5.7 Ridge Regression

When we have the Collinearity problem, we could use the Ridge regression.

The main problem with multicollinearity is that \(\mathbf{X'X}\) is “ill-conditioned”. The idea for ridge regression: adding a constant to the diagonal of \(\mathbf{X'X}\) improves the conditioning

\[ \mathbf{X'X} + c\mathbf{I} (c>0) \]

The choice of c is hard. The estimator

\[ \mathbf{b}^R = (\mathbf{X'X}+c\mathbf{I})^{-1}\mathbf{X'y} \]

is biased.

  • It has smaller variance than the OLS estimator; as c increases, the bias increases but the variance decreases.
  • Always exists some value of c for which the ridge regression estimator has a smaller total MSE than the OLS
  • The optimal c varies with application and data set.
  • To find the “optimal” \(c\) we could use “ridge trace”.

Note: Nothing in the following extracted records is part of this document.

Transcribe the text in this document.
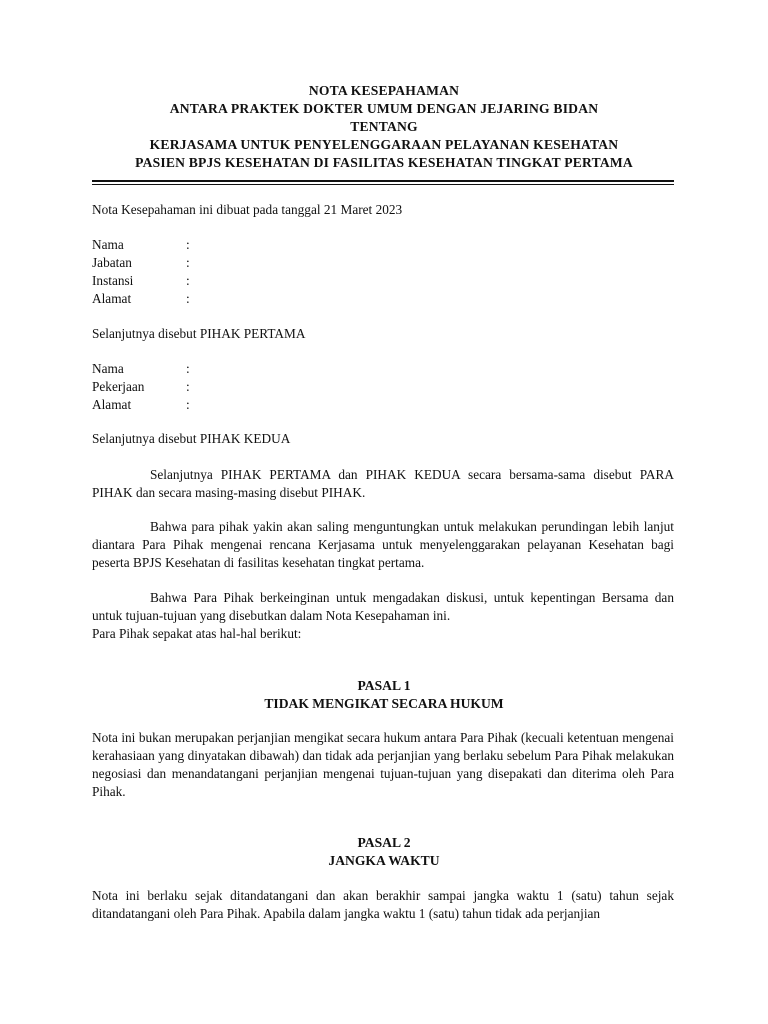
NOTA KESEPAHAMAN
ANTARA PRAKTEK DOKTER UMUM DENGAN JEJARING BIDAN
TENTANG
KERJASAMA UNTUK PENYELENGGARAAN PELAYANAN KESEHATAN
PASIEN BPJS KESEHATAN DI FASILITAS KESEHATAN TINGKAT PERTAMA
Nota Kesepahaman ini dibuat pada tanggal 21 Maret 2023
Nama	:
Jabatan	:
Instansi	:
Alamat	:
Selanjutnya disebut PIHAK PERTAMA
Nama	:
Pekerjaan	:
Alamat	:
Selanjutnya disebut PIHAK KEDUA
Selanjutnya PIHAK PERTAMA dan PIHAK KEDUA secara bersama-sama disebut PARA PIHAK dan secara masing-masing disebut PIHAK.
Bahwa para pihak yakin akan saling menguntungkan untuk melakukan perundingan lebih lanjut diantara Para Pihak mengenai rencana Kerjasama untuk menyelenggarakan pelayanan Kesehatan bagi peserta BPJS Kesehatan di fasilitas kesehatan tingkat pertama.
Bahwa Para Pihak berkeinginan untuk mengadakan diskusi, untuk kepentingan Bersama dan untuk tujuan-tujuan yang disebutkan dalam Nota Kesepahaman ini.
Para Pihak sepakat atas hal-hal berikut:
PASAL 1
TIDAK MENGIKAT SECARA HUKUM
Nota ini bukan merupakan perjanjian mengikat secara hukum antara Para Pihak (kecuali ketentuan mengenai kerahasiaan yang dinyatakan dibawah) dan tidak ada perjanjian yang berlaku sebelum Para Pihak melakukan negosiasi dan menandatangani perjanjian mengenai tujuan-tujuan yang disepakati dan diterima oleh Para Pihak.
PASAL 2
JANGKA WAKTU
Nota ini berlaku sejak ditandatangani dan akan berakhir sampai jangka waktu 1 (satu) tahun sejak ditandatangani oleh Para Pihak. Apabila dalam jangka waktu 1 (satu) tahun tidak ada perjanjian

We plot the values of the \(p - 1\) parameter estimates for different values of c, simultaneously.

  • Typically, as c increases toward 1 the coefficients decreases to 0.
  • The values of the VIF tend to decrease rapidly as c gets bigger than 0. The VIF values begin to change slowly as \(c \to 1\).
  • Then we can examine the ridge trace and VIF values and chooses the smallest value of c where the regression coefficients first become stable in the ridge trace and the VIF values have become sufficiently small (which is very subjective).
  • Typically, this procedure is applied to the standardized regression model.